Lady Liberty and Justice




Civil service attorneys who fight for fair housing practices, who seek to rectify discrimination in employment, who secure benefits for those in need, are facing DEEP cuts and lay offs are coming.  Criminal defendants are guaranteed attorneys by the U.S. Constitution and the State Constitutions of the states.  This means that funding for public defender offices, although deficient cannot be completely divested.  Nevertheless, all nonprofits are struggling with funding.  If City Government agencies are being required to cut their budgets by 12%, imagine what financial state the private nonprofits are in.  Public Defender agencies are suffering from deep cuts, however Civil Services agencies will soon have to abandon entire divisions of practice.  Persons in need of representation in Civil matters on the other hand, are not entitled to a free attorney.  Nonprofit agencies such as the LAS, LSNY and others rely partially on fundraising from private entities, but primarily through IOLA funds.
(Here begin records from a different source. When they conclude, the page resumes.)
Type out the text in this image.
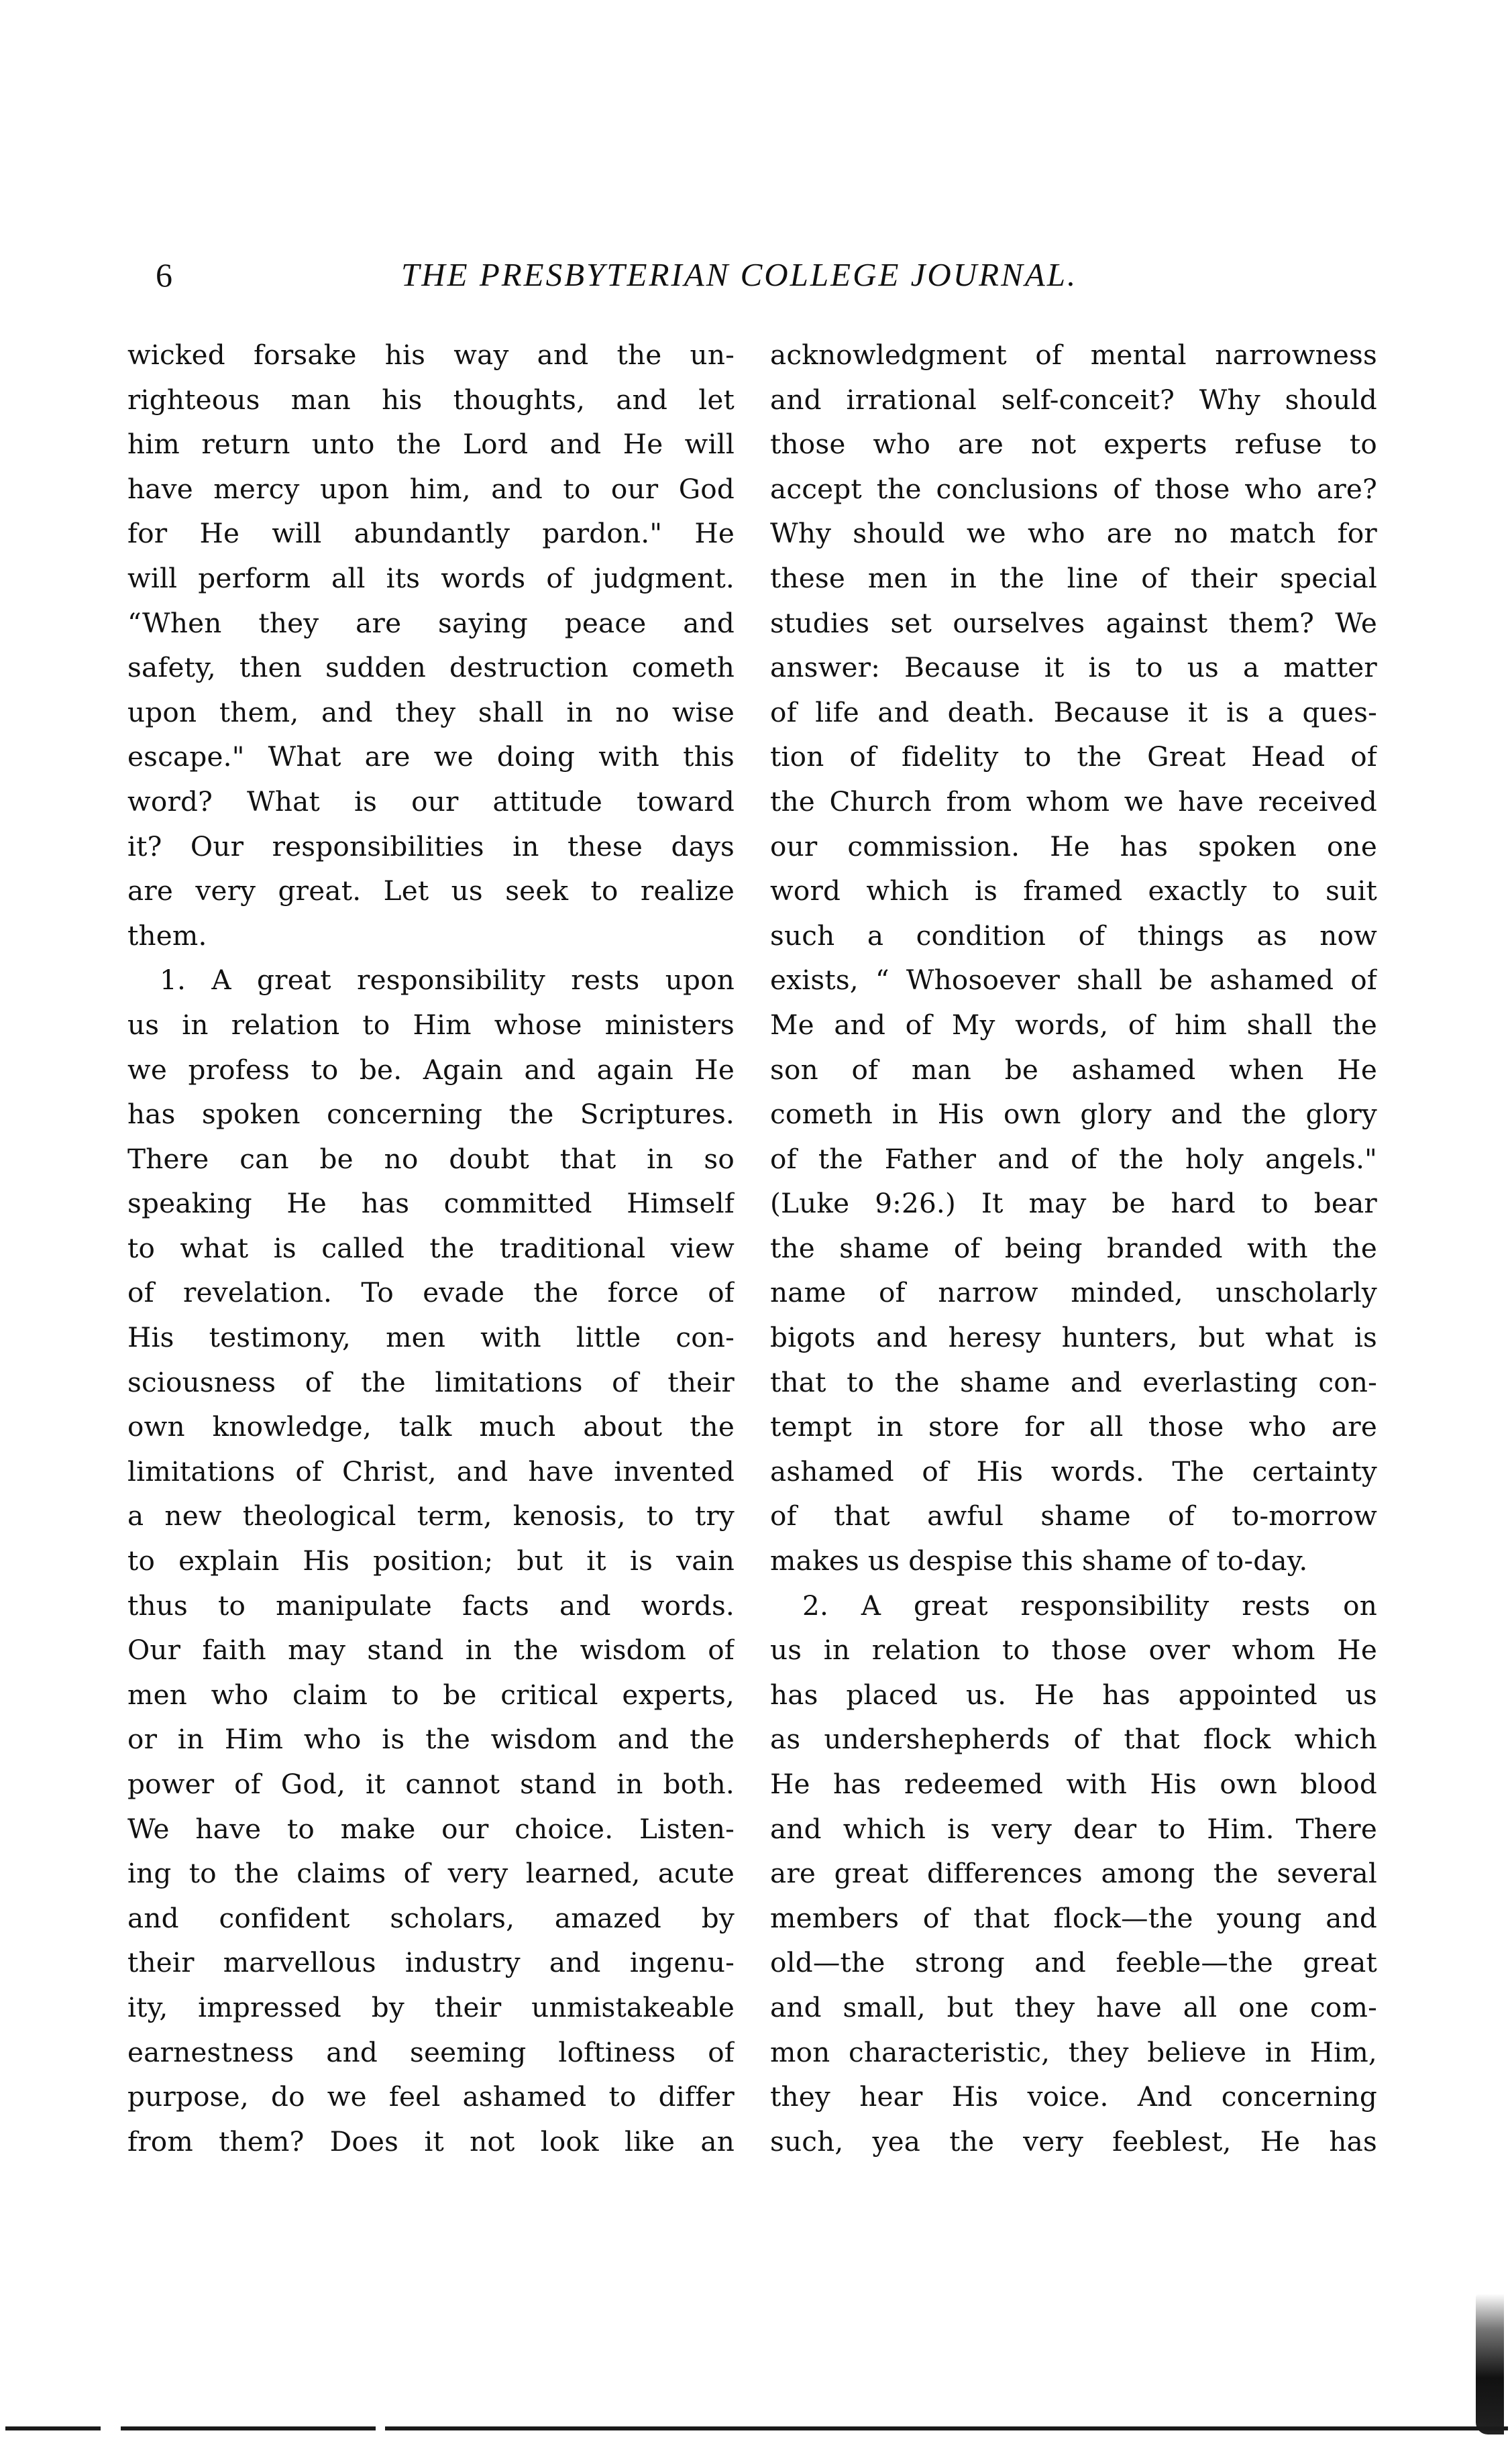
6	THE PRESBYTERIAN COLLEGE JOURNAL.
wicked forsake his way and the un-
righteous man his thoughts, and let
him return unto the Lord and He will
have mercy upon him, and to our God
for He will abundantly pardon." He
will perform all its words of judgment.
“When they are saying peace and
safety, then sudden destruction cometh
upon them, and they shall in no wise
escape." What are we doing with this
word? What is our attitude toward
it? Our responsibilities in these days
are very great. Let us seek to realize
them.
1. A great responsibility rests upon
us in relation to Him whose ministers
we profess to be. Again and again He
has spoken concerning the Scriptures.
There can be no doubt that in so
speaking He has committed Himself
to what is called the traditional view
of revelation. To evade the force of
His testimony, men with little con-
sciousness of the limitations of their
own knowledge, talk much about the
limitations of Christ, and have invented
a new theological term, kenosis, to try
to explain His position; but it is vain
thus to manipulate facts and words.
Our faith may stand in the wisdom of
men who claim to be critical experts,
or in Him who is the wisdom and the
power of God, it cannot stand in both.
We have to make our choice. Listen-
ing to the claims of very learned, acute
and confident scholars, amazed by
their marvellous industry and ingenu-
ity, impressed by their unmistakeable
earnestness and seeming loftiness of
purpose, do we feel ashamed to differ
from them? Does it not look like an
acknowledgment of mental narrowness
and irrational self-conceit? Why should
those who are not experts refuse to
accept the conclusions of those who are?
Why should we who are no match for
these men in the line of their special
studies set ourselves against them? We
answer: Because it is to us a matter
of life and death. Because it is a ques-
tion of fidelity to the Great Head of
the Church from whom we have received
our commission. He has spoken one
word which is framed exactly to suit
such a condition of things as now
exists, “ Whosoever shall be ashamed of
Me and of My words, of him shall the
son of man be ashamed when He
cometh in His own glory and the glory
of the Father and of the holy angels."
(Luke 9:26.) It may be hard to bear
the shame of being branded with the
name of narrow minded, unscholarly
bigots and heresy hunters, but what is
that to the shame and everlasting con-
tempt in store for all those who are
ashamed of His words. The certainty
of that awful shame of to-morrow
makes us despise this shame of to-day.
2. A great responsibility rests on
us in relation to those over whom He
has placed us. He has appointed us
as undershepherds of that flock which
He has redeemed with His own blood
and which is very dear to Him. There
are great differences among the several
members of that flock—the young and
old—the strong and feeble—the great
and small, but they have all one com-
mon characteristic, they believe in Him,
they hear His voice. And concerning
such, yea the very feeblest, He has
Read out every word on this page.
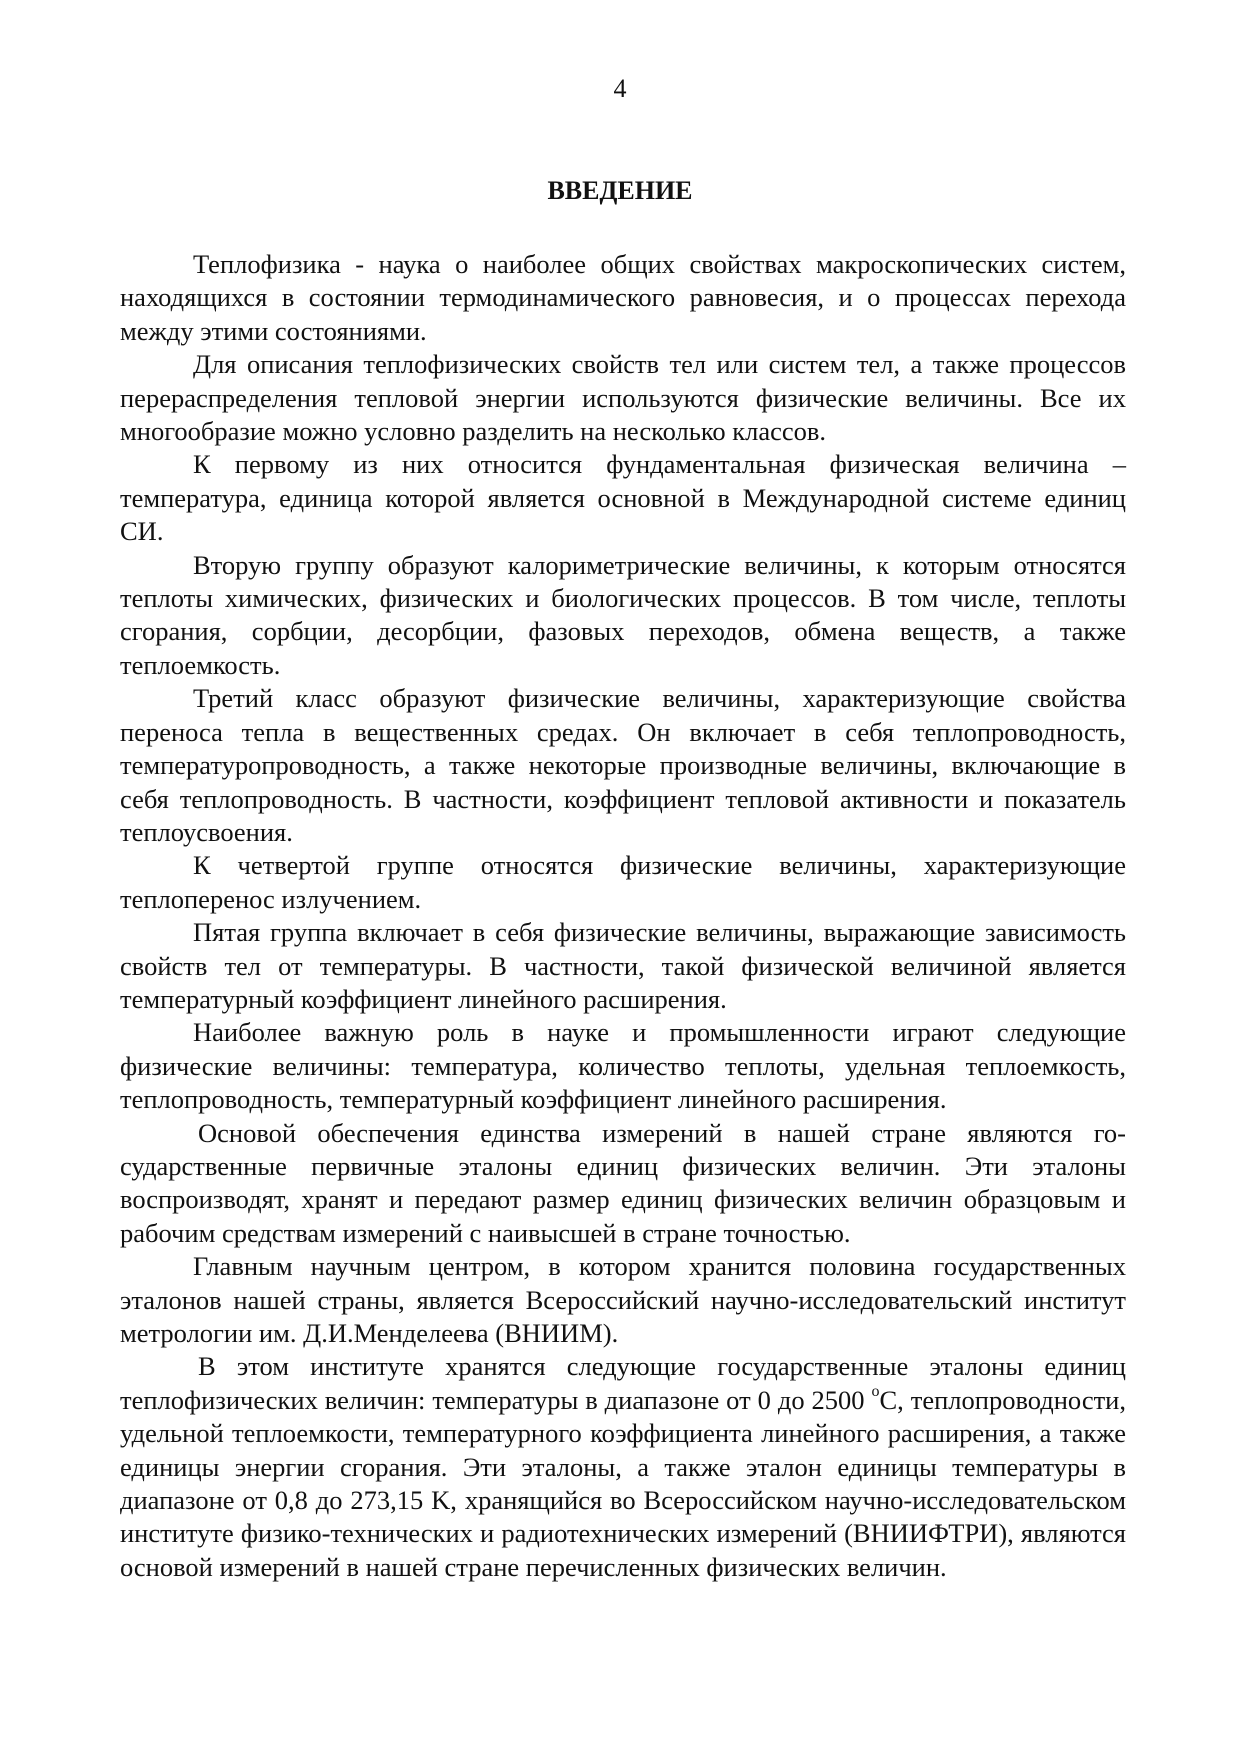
4
ВВЕДЕНИЕ

Теплофизика - наука о наиболее общих свойствах макроскопических систем, находящихся в состоянии термодинамического равновесия, и о процессах перехода между этими состояниями.

Для описания теплофизических свойств тел или систем тел, а также процессов перераспределения тепловой энергии используются физические величины. Все их многообразие можно условно разделить на несколько классов.

К первому из них относится фундаментальная физическая величина – температура, единица которой является основной в Международной системе единиц СИ.

Вторую группу образуют калориметрические величины, к которым относятся теплоты химических, физических и биологических процессов. В том числе, теплоты сгорания, сорбции, десорбции, фазовых переходов, обмена веществ, а также теплоемкость.

Третий класс образуют физические величины, характеризующие свойства переноса тепла в вещественных средах. Он включает в себя теплопроводность, температуропроводность, а также некоторые производные величины, включающие в себя теплопроводность. В частности, коэффициент тепловой активности и показатель теплоусвоения.

К четвертой группе относятся физические величины, характеризующие теплоперенос излучением.

Пятая группа включает в себя физические величины, выражающие зависимость свойств тел от температуры. В частности, такой физической величиной является температурный коэффициент линейного расширения.

Наиболее важную роль в науке и промышленности играют следующие физические величины: температура, количество теплоты, удельная теплоемкость, теплопроводность, температурный коэффициент линейного расширения.

Основой обеспечения единства измерений в нашей стране являются государственные первичные эталоны единиц физических величин. Эти эталоны воспроизводят, хранят и передают размер единиц физических величин образцовым и рабочим средствам измерений с наивысшей в стране точностью.

Главным научным центром, в котором хранится половина государственных эталонов нашей страны, является Всероссийский научно-исследовательский институт метрологии им. Д.И.Менделеева (ВНИИМ).

В этом институте хранятся следующие государственные эталоны единиц теплофизических величин: температуры в диапазоне от 0 до 2500 $^o$C, теплопроводности, удельной теплоемкости, температурного коэффициента линейного расширения, а также единицы энергии сгорания. Эти эталоны, а также эталон единицы температуры в диапазоне от 0,8 до 273,15 K, хранящийся во Всероссийском научно-исследовательском институте физико-технических и радиотехнических измерений (ВНИИФТРИ), являются основой измерений в нашей стране перечисленных физических величин.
IOLA collects interest from accounts held by lawyers holding large amounts of funds for their clients.  The interest collected on these accounts is then placed in IOLA for civil legal services spending for THE ENTIRE STATE OF NEW YORK.  Fundraising and asking private firms to donate money is not sufficient. IOLA funds encompass the bulk of many agencies’ funding.  Millions of the money that funds civil legal servicescomes from the IOLA fund, yet  IOLA is broke.  The loss of this money will be crippling to the the various divisions that represent the working class of this city.  People who receive benefits, who have found housing through their free attorney, have been showing up Senate hearings demanding to be heard. This must continue!


The New York State Senate is holding a hearing on December 9th about civil legal services funding.  The hearing will be 11:00 am to 6pm at New York University Law School, Vanderbilt Hall, Greenberg Lounge, 40 Washington Square South.  There must be a major turn out to demand that our politicians ensure that the IOLA fund for civil legal services is funded and protected.